Food news antipasto

We’ll start off this week with a perennial favorite: a list of 50 great cookbooks coming out in fall 2020. This one comes to us from Food & Wine, and contains many of the volumes that Jenny has in her review of the best cookbooks of the season.

Speaking of Food & Wine, they recently discussed how California chefs are dealing with the dual problems of the pandemic and wildfires, highlighted by a new book coming out December 1 called Food People (Are the Best People). The book came about after California food photographer Kristen Loken decided to take pictures of her struggling clients as a way to document the times and say thanks.

Masterclass: pumpkin pie from The Guardian Feast supplement by Felicity Cloake

Have some extra time on your hands? You might want to dive into an online archive of 10,000 vintage cookbooks. The last time we reported on this (2016), about 3,800 books had been indexed, but the total has more than doubled since then. It’s a great rabbit hole to explore.

First it was toilet paper, then it was flour and yeast, and now pumpkin? Fearful bakers noticed that as US Thanksgiving draws near, stores had very little if any stock of pumpkin puree on hand. We can all relax now, as Libby’s (the nation’s largest purveyor of canned pumpkin) explained that a delayed harvest meant that it was taking longer to get the product to stores. They assure us that there is plenty of pumpkin (or whatever squash they put in those cans) to go around.

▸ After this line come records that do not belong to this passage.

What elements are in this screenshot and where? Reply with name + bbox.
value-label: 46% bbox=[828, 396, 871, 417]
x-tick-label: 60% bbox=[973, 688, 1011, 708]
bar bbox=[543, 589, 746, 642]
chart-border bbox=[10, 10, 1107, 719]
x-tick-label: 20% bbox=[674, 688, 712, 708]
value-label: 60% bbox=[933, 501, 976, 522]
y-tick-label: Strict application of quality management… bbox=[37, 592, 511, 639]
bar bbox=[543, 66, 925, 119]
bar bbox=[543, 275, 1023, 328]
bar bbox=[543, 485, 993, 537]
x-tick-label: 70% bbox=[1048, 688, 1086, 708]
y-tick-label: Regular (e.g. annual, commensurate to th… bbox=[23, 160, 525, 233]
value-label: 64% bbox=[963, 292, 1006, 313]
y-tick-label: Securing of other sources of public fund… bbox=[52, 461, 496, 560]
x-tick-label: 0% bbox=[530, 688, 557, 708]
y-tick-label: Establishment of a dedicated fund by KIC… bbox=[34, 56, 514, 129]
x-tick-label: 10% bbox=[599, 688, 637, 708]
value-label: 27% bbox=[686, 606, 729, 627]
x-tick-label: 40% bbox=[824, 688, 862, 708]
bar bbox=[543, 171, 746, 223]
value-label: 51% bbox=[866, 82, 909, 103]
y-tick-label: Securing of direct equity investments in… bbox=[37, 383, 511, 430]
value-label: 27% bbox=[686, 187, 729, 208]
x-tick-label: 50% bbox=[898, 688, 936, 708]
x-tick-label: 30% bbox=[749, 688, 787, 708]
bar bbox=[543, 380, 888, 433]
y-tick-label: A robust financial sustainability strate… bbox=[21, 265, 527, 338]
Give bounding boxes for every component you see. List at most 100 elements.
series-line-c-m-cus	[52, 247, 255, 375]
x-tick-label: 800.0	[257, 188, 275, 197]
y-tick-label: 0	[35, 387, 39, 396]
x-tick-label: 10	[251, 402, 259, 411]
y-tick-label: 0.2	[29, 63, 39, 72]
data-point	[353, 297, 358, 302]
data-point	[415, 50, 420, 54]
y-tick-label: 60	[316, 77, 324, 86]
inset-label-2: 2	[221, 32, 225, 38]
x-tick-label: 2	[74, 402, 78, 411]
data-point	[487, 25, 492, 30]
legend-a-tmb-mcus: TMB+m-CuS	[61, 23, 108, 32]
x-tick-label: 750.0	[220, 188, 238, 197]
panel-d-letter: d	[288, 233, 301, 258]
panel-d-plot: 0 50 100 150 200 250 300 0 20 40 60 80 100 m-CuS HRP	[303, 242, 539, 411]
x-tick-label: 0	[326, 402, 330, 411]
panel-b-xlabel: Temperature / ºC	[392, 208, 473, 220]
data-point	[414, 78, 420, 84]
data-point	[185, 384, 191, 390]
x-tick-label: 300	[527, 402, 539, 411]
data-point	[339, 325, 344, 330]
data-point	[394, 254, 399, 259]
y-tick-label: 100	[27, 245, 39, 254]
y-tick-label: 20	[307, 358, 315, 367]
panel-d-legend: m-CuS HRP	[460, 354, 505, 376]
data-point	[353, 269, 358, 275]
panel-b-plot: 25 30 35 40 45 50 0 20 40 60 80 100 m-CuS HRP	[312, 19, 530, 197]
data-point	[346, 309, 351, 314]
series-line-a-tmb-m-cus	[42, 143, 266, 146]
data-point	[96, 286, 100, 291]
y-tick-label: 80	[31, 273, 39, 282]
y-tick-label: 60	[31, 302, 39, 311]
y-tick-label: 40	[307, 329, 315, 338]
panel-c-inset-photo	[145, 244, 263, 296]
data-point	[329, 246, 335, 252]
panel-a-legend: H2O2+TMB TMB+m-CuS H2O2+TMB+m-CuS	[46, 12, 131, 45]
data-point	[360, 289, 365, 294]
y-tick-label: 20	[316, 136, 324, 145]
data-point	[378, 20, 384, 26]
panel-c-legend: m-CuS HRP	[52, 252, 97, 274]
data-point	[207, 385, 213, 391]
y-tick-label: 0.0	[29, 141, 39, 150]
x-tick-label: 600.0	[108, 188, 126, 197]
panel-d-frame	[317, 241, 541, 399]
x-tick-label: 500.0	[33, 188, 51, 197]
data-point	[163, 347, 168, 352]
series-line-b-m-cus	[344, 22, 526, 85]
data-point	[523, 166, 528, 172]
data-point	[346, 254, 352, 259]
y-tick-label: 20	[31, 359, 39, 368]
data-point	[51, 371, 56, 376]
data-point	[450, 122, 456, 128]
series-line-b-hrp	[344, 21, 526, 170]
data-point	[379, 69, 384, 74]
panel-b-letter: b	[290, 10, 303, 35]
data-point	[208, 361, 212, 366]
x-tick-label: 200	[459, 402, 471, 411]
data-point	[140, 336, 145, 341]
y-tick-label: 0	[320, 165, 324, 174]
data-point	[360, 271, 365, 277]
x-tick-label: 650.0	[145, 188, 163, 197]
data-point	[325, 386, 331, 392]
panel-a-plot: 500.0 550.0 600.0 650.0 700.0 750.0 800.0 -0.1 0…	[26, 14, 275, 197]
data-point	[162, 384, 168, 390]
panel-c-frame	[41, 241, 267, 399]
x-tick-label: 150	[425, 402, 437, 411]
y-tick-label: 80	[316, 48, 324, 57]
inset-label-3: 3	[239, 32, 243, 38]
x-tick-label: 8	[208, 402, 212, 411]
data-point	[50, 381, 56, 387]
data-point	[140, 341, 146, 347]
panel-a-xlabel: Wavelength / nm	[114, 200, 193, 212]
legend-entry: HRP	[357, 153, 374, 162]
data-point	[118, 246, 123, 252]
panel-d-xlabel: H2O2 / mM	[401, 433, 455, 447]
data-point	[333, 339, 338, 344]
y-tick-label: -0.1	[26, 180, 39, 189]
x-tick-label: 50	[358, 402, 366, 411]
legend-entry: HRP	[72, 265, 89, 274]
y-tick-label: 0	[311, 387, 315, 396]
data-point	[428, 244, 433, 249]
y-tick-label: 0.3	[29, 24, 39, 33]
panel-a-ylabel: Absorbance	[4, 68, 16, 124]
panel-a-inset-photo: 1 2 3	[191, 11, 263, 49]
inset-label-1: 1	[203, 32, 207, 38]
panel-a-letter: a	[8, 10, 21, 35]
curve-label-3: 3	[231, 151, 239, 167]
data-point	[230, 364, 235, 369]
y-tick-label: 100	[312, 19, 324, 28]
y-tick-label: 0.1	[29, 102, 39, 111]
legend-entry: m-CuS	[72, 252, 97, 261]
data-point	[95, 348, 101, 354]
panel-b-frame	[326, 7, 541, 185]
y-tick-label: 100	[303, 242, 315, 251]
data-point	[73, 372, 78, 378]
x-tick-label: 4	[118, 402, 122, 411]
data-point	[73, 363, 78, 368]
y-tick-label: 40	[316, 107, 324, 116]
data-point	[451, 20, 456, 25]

Lockdowns can result in fatigue and boredom, and cooking meal after meal when one is accustomed to going out now and again can begin to feel monotonous. It happens to everyone, even an esteemed food writer like Jay Rayner. He broke out of his cooking rut by turning to his cookbook shelves and buying a lot of new ingredients that began to accumulate in his kitchen cabinets. He noted that “Any cupboard space that remained was filled when I foolishly decided to have a crack at a couple of Yotam Ottolenghi’s brilliant recipes.” We hear you, Jay.